Matt Kramer Memorial Memories and Almost Instagram

Rain and wind blew across the parking lot at Oswald West State Park. It was a weekday morning in October and the parking lot was empty. I parked my car, loaded up my gear and took the path to the Matt Kramer Memorial, perhaps my favorite inspirational place in Oregon.

Kramer was a veteran journalist whose dogged and unbiased reporting helped save Oregon’s beaches from privatization during the fight to pass the Beach Bill in 1967. The state erected a memorial in the park to commemorate his reporting in 1972. Something like that occurring today is right out of science fiction.

I have visited the memorial at least 50 times since I first discovered it 15 or so years ago after reading a footnote in an obscure history of Oregon State Parks. Since that discovery, I have written thousands of words about this unique memorial in at least a dozen publications. I wanted everyone in Oregon to know what Kramer did with his writing. I’ve always said any writer needing inspiration should visit the memorial. Every Oregon journalist in training should lay hands on it and imagine where great journalism can lead.

As I walked the path, paralleling the creek, through a dripping old growth stand of Sitka spruces, hemlocks and Western red cedars, past massive downed trees and root wads, I thought about previous visits to this park and memorial and began to construct a Matt Kramer-themed stream of consciousness in my mind. I doubt he would have approved. He was more of an inverted pyramid straight news man. It is my hope that one day I can become an inverted pyramid straight news man and write on issues with the succinct clarity that Kramer once did. And make the writing count for the greater Oregon good and not have one word of it about me.

There were three field trips, one in 4.75 inches of rain, fires, soggy Subway lunches, pizza, football, Led Zeppelin on the boombox, pledges and poetry, a special magazine, a middle finger to Lars Larson, the Field Trip Runaways smoking dope, jump rope with kelp, presentations, talks and tours, dates, crushes, a Christian youth group outing in my youth, a secret kiss in the driftwood in 1976 with a lapsed Christian girl wearing yellow, rain, mist, Rose, Rose on the Memorial, bringing tools to care for the Memorial (remember caulk next time!) This park and this memorial encompass my whole Oregon life. Honor it forever. Keep writing about it forever. Keep coming here forever.

I groomed the memorial as I always do, and left behind a token for anyone curious enough to visit this place.

It was time to go and continue my journey into reinvention.

I came down the rooted trail from the memorial into the clearing that overlooks the beach.
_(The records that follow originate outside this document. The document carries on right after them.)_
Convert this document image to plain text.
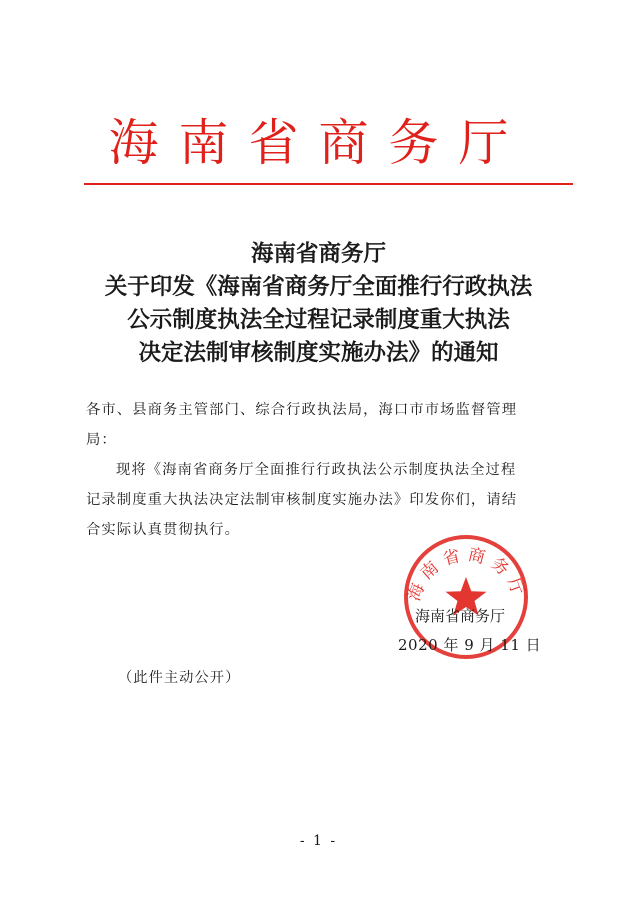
海南省商务厅
海南省商务厅
关于印发《海南省商务厅全面推行行政执法
公示制度执法全过程记录制度重大执法
决定法制审核制度实施办法》的通知
各市、县商务主管部门、综合行政执法局，海口市市场监督管理
局：
现将《海南省商务厅全面推行行政执法公示制度执法全过程
记录制度重大执法决定法制审核制度实施办法》印发你们，请结
合实际认真贯彻执行。
海南省商务厅
海南省商务厅
2020 年 9 月 11 日
（此件主动公开）
- 1 -
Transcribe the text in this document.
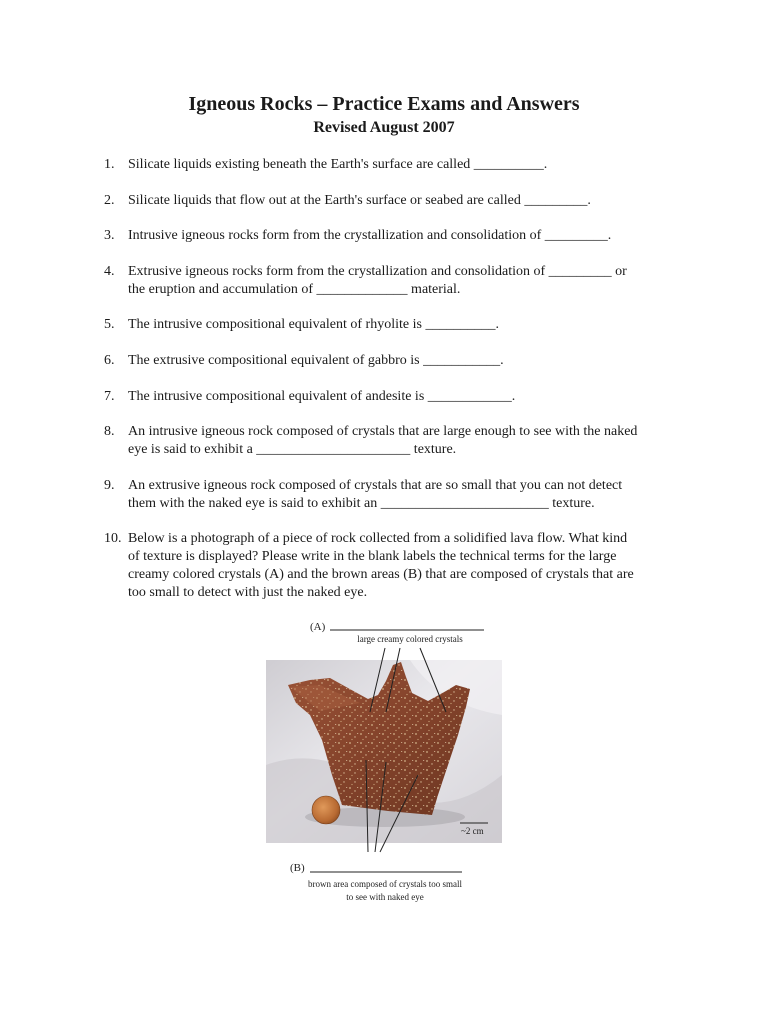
Igneous Rocks – Practice Exams and Answers
Revised August 2007
1. Silicate liquids existing beneath the Earth's surface are called __________.
2. Silicate liquids that flow out at the Earth's surface or seabed are called _________.
3. Intrusive igneous rocks form from the crystallization and consolidation of _________.
4. Extrusive igneous rocks form from the crystallization and consolidation of _________ or
the eruption and accumulation of _____________ material.
5. The intrusive compositional equivalent of rhyolite is __________.
6. The extrusive compositional equivalent of gabbro is ___________.
7. The intrusive compositional equivalent of andesite is ____________.
8. An intrusive igneous rock composed of crystals that are large enough to see with the naked
eye is said to exhibit a ______________________ texture.
9. An extrusive igneous rock composed of crystals that are so small that you can not detect
them with the naked eye is said to exhibit an ________________________ texture.
10. Below is a photograph of a piece of rock collected from a solidified lava flow. What kind
of texture is displayed? Please write in the blank labels the technical terms for the large
creamy colored crystals (A) and the brown areas (B) that are composed of crystals that are
too small to detect with just the naked eye.
~2 cm
(A)
large creamy colored crystals
(B)
brown area composed of crystals too small
to see with naked eye
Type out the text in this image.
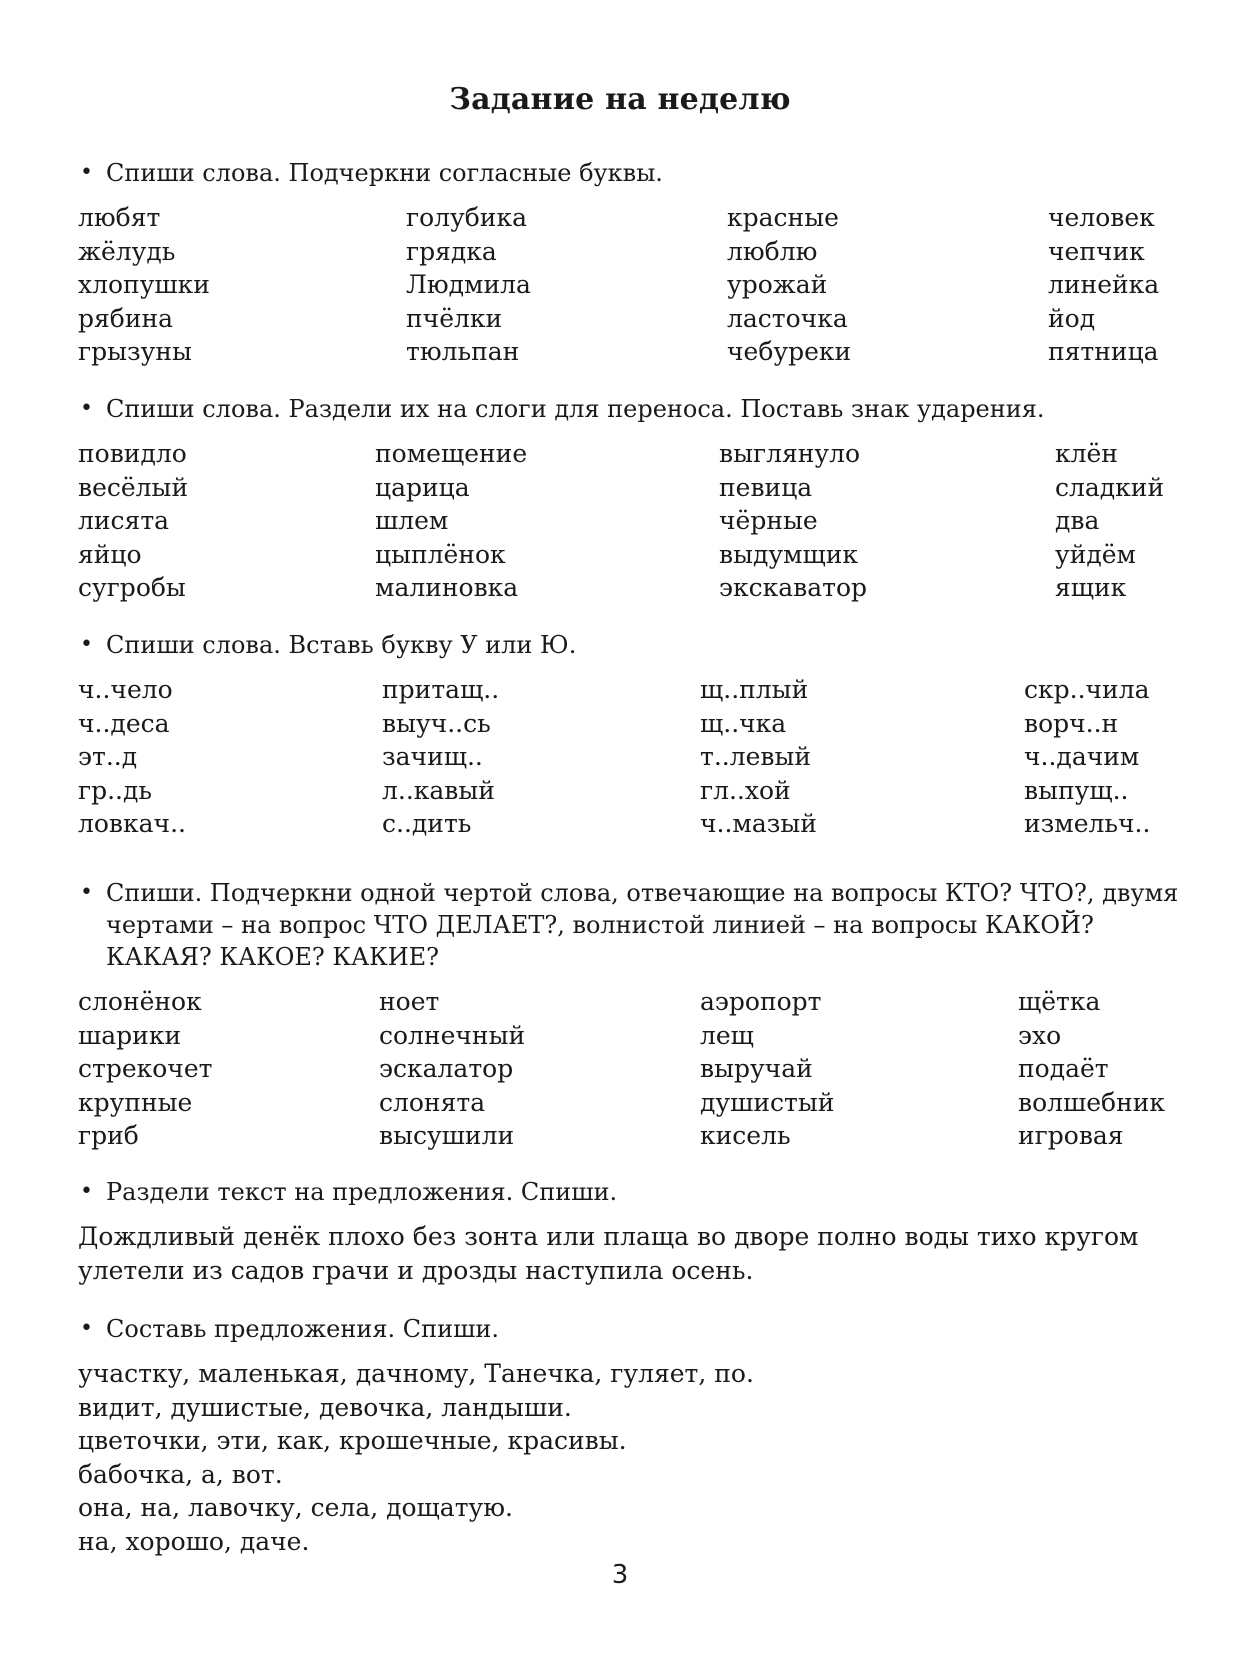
Задание на неделю
• Спиши слова. Подчеркни согласные буквы.
любят
жёлудь
хлопушки
рябина
грызуны
голубика
грядка
Людмила
пчёлки
тюльпан
красные
люблю
урожай
ласточка
чебуреки
человек
чепчик
линейка
йод
пятница
• Спиши слова. Раздели их на слоги для переноса. Поставь знак ударения.
повидло
весёлый
лисята
яйцо
сугробы
помещение
царица
шлем
цыплёнок
малиновка
выглянуло
певица
чёрные
выдумщик
экскаватор
клён
сладкий
два
уйдём
ящик
• Спиши слова. Вставь букву У или Ю.
ч..чело
ч..деса
эт..д
гр..дь
ловкач..
притащ..
выуч..сь
зачищ..
л..кавый
с..дить
щ..плый
щ..чка
т..левый
гл..хой
ч..мазый
скр..чила
ворч..н
ч..дачим
выпущ..
измельч..
• Спиши. Подчеркни одной чертой слова, отвечающие на вопросы КТО? ЧТО?, двумя
чертами – на вопрос ЧТО ДЕЛАЕТ?, волнистой линией – на вопросы КАКОЙ?
КАКАЯ? КАКОЕ? КАКИЕ?
слонёнок
шарики
стрекочет
крупные
гриб
ноет
солнечный
эскалатор
слонята
высушили
аэропорт
лещ
выручай
душистый
кисель
щётка
эхо
подаёт
волшебник
игровая
• Раздели текст на предложения. Спиши.
Дождливый денёк плохо без зонта или плаща во дворе полно воды тихо кругом
улетели из садов грачи и дрозды наступила осень.
• Составь предложения. Спиши.
участку, маленькая, дачному, Танечка, гуляет, по.
видит, душистые, девочка, ландыши.
цветочки, эти, как, крошечные, красивы.
бабочка, а, вот.
она, на, лавочку, села, дощатую.
на, хорошо, даче.
3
On the beach, in substantial rain, three young people, one man, two women, were taking pictures with phones in that easily identifiable Instagramming/curating style. Their presence seemed impossible since the parking lot had been empty. They very well could have been part of a national Instagram campaign of the types I have been reading about with mounting astonishment.

An idea sprung to mind, catapulted there by rain! Why not head down the beach and give them a heads up on the memorial and let them showcase it to the larger Instagram world? Matt Kramer on Instagram! If they were all gorgeous and wearing cool sexy clothes then it would be even more spectacular!

I watched them ply among the driftwood, along the beach, and hop across a stream. They knew what they were doing with their phones. They were pros!

Matt Kramer on Instagram? #mattkramermemorial. Perhaps one day, but not this morning. That is, unless the trio found it themselves. It could happen. The Instragram van probably wasn’t picking them up for another hour. If it did happen, I wonder what they’d make of the token I left behind. I’m sure it would result in some hashtag.